When you buy or lease a new vehicle, it starts to depreciate the moment it leaves the lot. Beyond that, most cars lose 20% of their value within a year. If you financed your vehicle, your lender will likely require that you purchase “full” or comprehensive and collision coverage to protect their investment. This protection will better cover you in the event your car is damaged, stolen, or totaled. However, most insurance companies will only cover the market value of the car, which considers the depreciation of its value over time.
Depending on your loan and the value of your car, there may be a disconnect between how much you owe on the car and its value. This is called negative equity. What does this mean for you? If you are in an accident with your new car and it is totaled, your car’s value may be less than what you owe on it and your insurer will only compensate you for what the car is worth. You will be responsible for the remaining amount owed on your loan or the “gap”.
What is gap insurance?
Fortunately, there’s gap insurance. Gap insurance is an optional coverage that can help protect you in the event your car is totaled while you still owe on your loan. Totaled means the costs to repair your vehicle exceeds the value of the vehicle. As an example, let’s say you purchased a brand new $20,000 car and after a period of time, you now owe $15,000 on your loan. Now let’s say you are in an accident and the insurer totaled your car and the market value is now only $14,000. Since your loan has $15,000 and the insurer is only paying $14,000, you would still owe $1,000 to your loan. Gap insurance would help pay that $1,000 difference (after your deductible).
According to the Insurance Information Institute (III), it may be a good idea to purchase gap insurance if you made less than a 20% down payment on your car, if you financed it for 60 months or longer, if you are leasing the vehicle (as it is usually a requirement in this case), if you purchased a vehicle that depreciates at a faster than average rate, or if you rolled over negative equity from an old car loan to a new one.
What gap insurance does not cover
To put it simply, gap insurance only covers you if your vehicle is totaled.
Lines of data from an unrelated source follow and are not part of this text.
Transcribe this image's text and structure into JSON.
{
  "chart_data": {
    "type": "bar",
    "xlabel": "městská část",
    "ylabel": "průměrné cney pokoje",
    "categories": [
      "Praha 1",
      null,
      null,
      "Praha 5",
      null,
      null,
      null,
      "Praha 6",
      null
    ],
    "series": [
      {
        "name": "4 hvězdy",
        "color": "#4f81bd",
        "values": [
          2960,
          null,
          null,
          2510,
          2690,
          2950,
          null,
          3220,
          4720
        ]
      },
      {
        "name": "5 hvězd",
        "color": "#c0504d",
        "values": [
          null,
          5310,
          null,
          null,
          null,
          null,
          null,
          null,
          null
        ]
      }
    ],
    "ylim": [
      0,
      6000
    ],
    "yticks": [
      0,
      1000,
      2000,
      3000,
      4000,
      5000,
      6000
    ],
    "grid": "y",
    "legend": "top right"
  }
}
It does not cover property damage or bodily injuries resulting from an accident. Gap insurance can cover you in the event your car is stolen and unrecovered, but it will not cover you if your car’s engine fails or there is a death as a result of an accident.
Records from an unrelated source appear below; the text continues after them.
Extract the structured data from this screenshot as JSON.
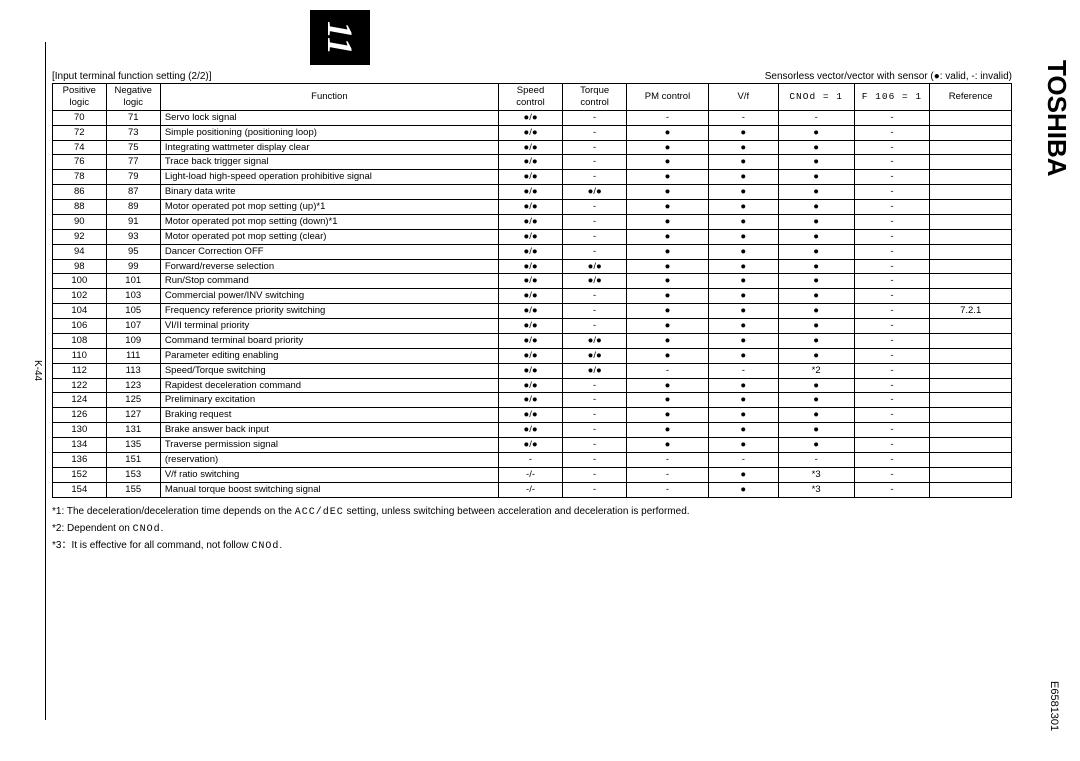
{
  "tab_number": "11",
  "brand": "TOSHIBA",
  "doc_code": "E6581301",
  "page_num": "K-44",
  "header_left": "[Input terminal function setting (2/2)]",
  "header_right": "Sensorless vector/vector with sensor (●: valid, -: invalid)",
  "columns": {
    "pos": "Positive logic",
    "neg": "Negative logic",
    "fn": "Function",
    "sc": "Speed control",
    "tc": "Torque control",
    "pm": "PM control",
    "vf": "V/f",
    "c1": "CNOd = 1",
    "c2": "F 106 = 1",
    "ref": "Reference"
  },
  "rows": [
    {
      "pos": "70",
      "neg": "71",
      "fn": "Servo lock signal",
      "sc": "●/●",
      "tc": "-",
      "pm": "-",
      "vf": "-",
      "c1": "-",
      "c2": "-",
      "ref": ""
    },
    {
      "pos": "72",
      "neg": "73",
      "fn": "Simple positioning (positioning loop)",
      "sc": "●/●",
      "tc": "-",
      "pm": "●",
      "vf": "●",
      "c1": "●",
      "c2": "-",
      "ref": ""
    },
    {
      "pos": "74",
      "neg": "75",
      "fn": "Integrating wattmeter display clear",
      "sc": "●/●",
      "tc": "-",
      "pm": "●",
      "vf": "●",
      "c1": "●",
      "c2": "-",
      "ref": ""
    },
    {
      "pos": "76",
      "neg": "77",
      "fn": "Trace back trigger signal",
      "sc": "●/●",
      "tc": "-",
      "pm": "●",
      "vf": "●",
      "c1": "●",
      "c2": "-",
      "ref": ""
    },
    {
      "pos": "78",
      "neg": "79",
      "fn": "Light-load high-speed operation prohibitive signal",
      "sc": "●/●",
      "tc": "-",
      "pm": "●",
      "vf": "●",
      "c1": "●",
      "c2": "-",
      "ref": ""
    },
    {
      "pos": "86",
      "neg": "87",
      "fn": "Binary data write",
      "sc": "●/●",
      "tc": "●/●",
      "pm": "●",
      "vf": "●",
      "c1": "●",
      "c2": "-",
      "ref": ""
    },
    {
      "pos": "88",
      "neg": "89",
      "fn": "Motor operated pot mop setting (up)*1",
      "sc": "●/●",
      "tc": "-",
      "pm": "●",
      "vf": "●",
      "c1": "●",
      "c2": "-",
      "ref": ""
    },
    {
      "pos": "90",
      "neg": "91",
      "fn": "Motor operated pot mop setting (down)*1",
      "sc": "●/●",
      "tc": "-",
      "pm": "●",
      "vf": "●",
      "c1": "●",
      "c2": "-",
      "ref": ""
    },
    {
      "pos": "92",
      "neg": "93",
      "fn": "Motor operated pot mop setting (clear)",
      "sc": "●/●",
      "tc": "-",
      "pm": "●",
      "vf": "●",
      "c1": "●",
      "c2": "-",
      "ref": ""
    },
    {
      "pos": "94",
      "neg": "95",
      "fn": "Dancer Correction OFF",
      "sc": "●/●",
      "tc": "-",
      "pm": "●",
      "vf": "●",
      "c1": "●",
      "c2": "-",
      "ref": ""
    },
    {
      "pos": "98",
      "neg": "99",
      "fn": "Forward/reverse selection",
      "sc": "●/●",
      "tc": "●/●",
      "pm": "●",
      "vf": "●",
      "c1": "●",
      "c2": "-",
      "ref": ""
    },
    {
      "pos": "100",
      "neg": "101",
      "fn": "Run/Stop command",
      "sc": "●/●",
      "tc": "●/●",
      "pm": "●",
      "vf": "●",
      "c1": "●",
      "c2": "-",
      "ref": ""
    },
    {
      "pos": "102",
      "neg": "103",
      "fn": "Commercial power/INV switching",
      "sc": "●/●",
      "tc": "-",
      "pm": "●",
      "vf": "●",
      "c1": "●",
      "c2": "-",
      "ref": ""
    },
    {
      "pos": "104",
      "neg": "105",
      "fn": "Frequency reference priority switching",
      "sc": "●/●",
      "tc": "-",
      "pm": "●",
      "vf": "●",
      "c1": "●",
      "c2": "-",
      "ref": "7.2.1"
    },
    {
      "pos": "106",
      "neg": "107",
      "fn": "VI/II terminal priority",
      "sc": "●/●",
      "tc": "-",
      "pm": "●",
      "vf": "●",
      "c1": "●",
      "c2": "-",
      "ref": ""
    },
    {
      "pos": "108",
      "neg": "109",
      "fn": "Command terminal board priority",
      "sc": "●/●",
      "tc": "●/●",
      "pm": "●",
      "vf": "●",
      "c1": "●",
      "c2": "-",
      "ref": ""
    },
    {
      "pos": "110",
      "neg": "111",
      "fn": "Parameter editing enabling",
      "sc": "●/●",
      "tc": "●/●",
      "pm": "●",
      "vf": "●",
      "c1": "●",
      "c2": "-",
      "ref": ""
    },
    {
      "pos": "112",
      "neg": "113",
      "fn": "Speed/Torque switching",
      "sc": "●/●",
      "tc": "●/●",
      "pm": "-",
      "vf": "-",
      "c1": "*2",
      "c2": "-",
      "ref": ""
    },
    {
      "pos": "122",
      "neg": "123",
      "fn": "Rapidest deceleration command",
      "sc": "●/●",
      "tc": "-",
      "pm": "●",
      "vf": "●",
      "c1": "●",
      "c2": "-",
      "ref": ""
    },
    {
      "pos": "124",
      "neg": "125",
      "fn": "Preliminary excitation",
      "sc": "●/●",
      "tc": "-",
      "pm": "●",
      "vf": "●",
      "c1": "●",
      "c2": "-",
      "ref": ""
    },
    {
      "pos": "126",
      "neg": "127",
      "fn": "Braking request",
      "sc": "●/●",
      "tc": "-",
      "pm": "●",
      "vf": "●",
      "c1": "●",
      "c2": "-",
      "ref": ""
    },
    {
      "pos": "130",
      "neg": "131",
      "fn": "Brake answer back input",
      "sc": "●/●",
      "tc": "-",
      "pm": "●",
      "vf": "●",
      "c1": "●",
      "c2": "-",
      "ref": ""
    },
    {
      "pos": "134",
      "neg": "135",
      "fn": "Traverse permission signal",
      "sc": "●/●",
      "tc": "-",
      "pm": "●",
      "vf": "●",
      "c1": "●",
      "c2": "-",
      "ref": ""
    },
    {
      "pos": "136",
      "neg": "151",
      "fn": "(reservation)",
      "sc": "-",
      "tc": "-",
      "pm": "-",
      "vf": "-",
      "c1": "-",
      "c2": "-",
      "ref": ""
    },
    {
      "pos": "152",
      "neg": "153",
      "fn": "V/f ratio switching",
      "sc": "-/-",
      "tc": "-",
      "pm": "-",
      "vf": "●",
      "c1": "*3",
      "c2": "-",
      "ref": ""
    },
    {
      "pos": "154",
      "neg": "155",
      "fn": "Manual torque boost switching signal",
      "sc": "-/-",
      "tc": "-",
      "pm": "-",
      "vf": "●",
      "c1": "*3",
      "c2": "-",
      "ref": ""
    }
  ],
  "notes": {
    "n1_a": "*1: The deceleration/deceleration time depends on the ",
    "n1_seg": "ACC/dEC",
    "n1_b": " setting, unless switching between acceleration and deceleration is performed.",
    "n2_a": "*2: Dependent on ",
    "n2_seg": "CNOd",
    "n2_b": ".",
    "n3_a": "*3：It is effective for all command, not follow ",
    "n3_seg": "CNOd",
    "n3_b": "."
  }
}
Where to get gap insurance
Usually, you can purchase gap insurance from the dealer you purchase your car from. However, you will usually pay more than if you purchased coverage from a car insurer. You can also purchase a type of gap coverage from your auto insurer, it it’s offered. Some, not all, car insurers may allow you to purchase gap insurance after you purchase your car, but many require your car to be brand new. Gap insurance is usually affordable and can give you peace of mind in the event your new car is totaled while you still owe on it.
When considering gap insurance, keep in mind that a gap between your car’s value and the amount you owe may linger for a couple of years. Gap insurance can prevent you from being solely responsible for the difference in the event of a total loss of your vehicle. This gap will eventually vanish but in the meantime, there’s gap insurance.